High rate of adverse drug reactions with a novel tuberculosis re-treatment regimen combining triple doses of both isoniazid and rifampicin.

ABSTRACT

OBJECTIVES: High-dose rifampicin (R) and isoniazid (H) are known to be safe but were not yet combined in a single regimen. The primary objective of the TRIple-DOse RE-treatment (TRIDORE) study is to determine whether a 6-month firstline regimen with triple dose of both R and H (intervention arm; 6R3H3ZE) is non-inferior in terms of safety compared to a normal-dose regimen (6RHZE) in previously treated patients with R-susceptible (Rs) recurrent tuberculosis (TB).
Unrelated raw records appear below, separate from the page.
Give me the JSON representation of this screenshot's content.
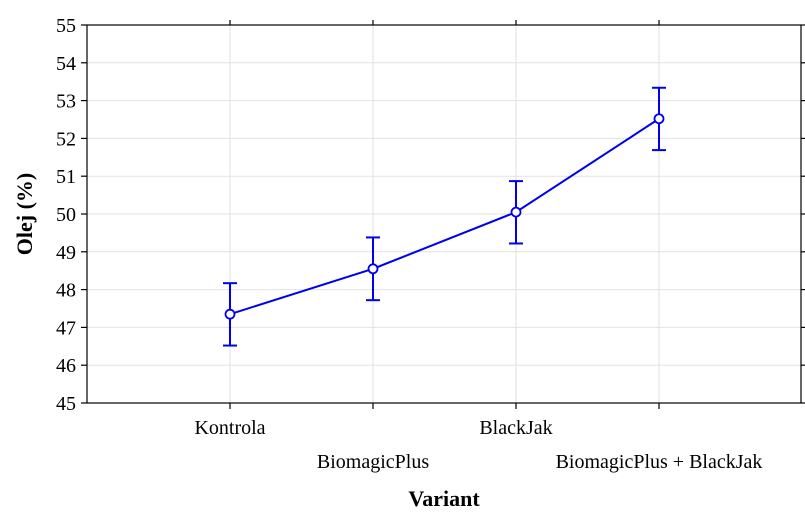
{
  "chart_data": {
    "type": "line",
    "xlabel": "Variant",
    "ylabel": "Olej (%)",
    "ylim": [
      45,
      55
    ],
    "yticks": [
      45,
      46,
      47,
      48,
      49,
      50,
      51,
      52,
      53,
      54,
      55
    ],
    "categories": [
      "Kontrola",
      "BiomagicPlus",
      "BlackJak",
      "BiomagicPlus + BlackJak"
    ],
    "series": [
      {
        "values": [
          47.35,
          48.55,
          50.05,
          52.52
        ],
        "lower": [
          46.52,
          47.72,
          49.22,
          51.69
        ],
        "upper": [
          48.17,
          49.38,
          50.87,
          53.34
        ]
      }
    ],
    "grid": true,
    "color": "#0000ee"
  }
}
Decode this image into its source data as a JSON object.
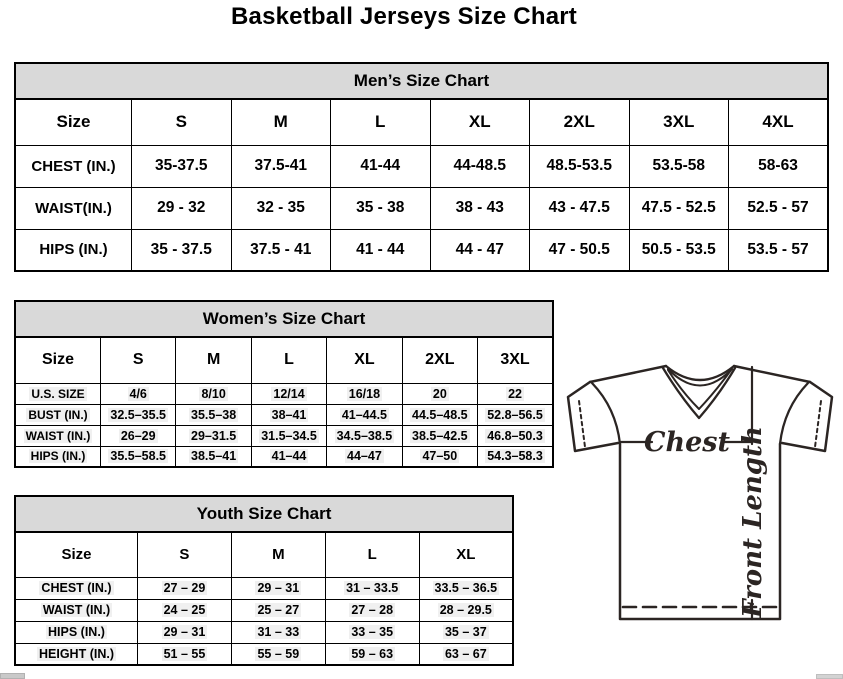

DESIGN/METHODS: TRIDORE is an ongoing pragmatic open-label multi-stage randomized clinical trial. RESULTS: Between March 2021 and February 2022, 127 consenting patients were randomly assigned to either the intervention or control arm 62 and 65 were treated with 6R3H3ZE and 6RHZE, respectively. Of 127, 111 (87.4%) were male and the median age (interquartile range) was 37 (30-48) years. The median body mass index at enrollment was 18.1 (16.3-19.7) kg/m2. Drugrelated severe adverse events (AEs) (grade III-V) were significantly more frequent when 6R3H3ZE was used (5/62 vs 0/65, P = 0.03, difference weighted for site 8% [95% confidence interval 1.0,14.3]). The Data and Safety Monitoring Board recommended publishing our interim safety data analysis. CONCLUSION: We show that the combination of triple-dose R with triple-dose H in a re-treatment regimen for patients with Rs-TB causes excess drug-related AEs.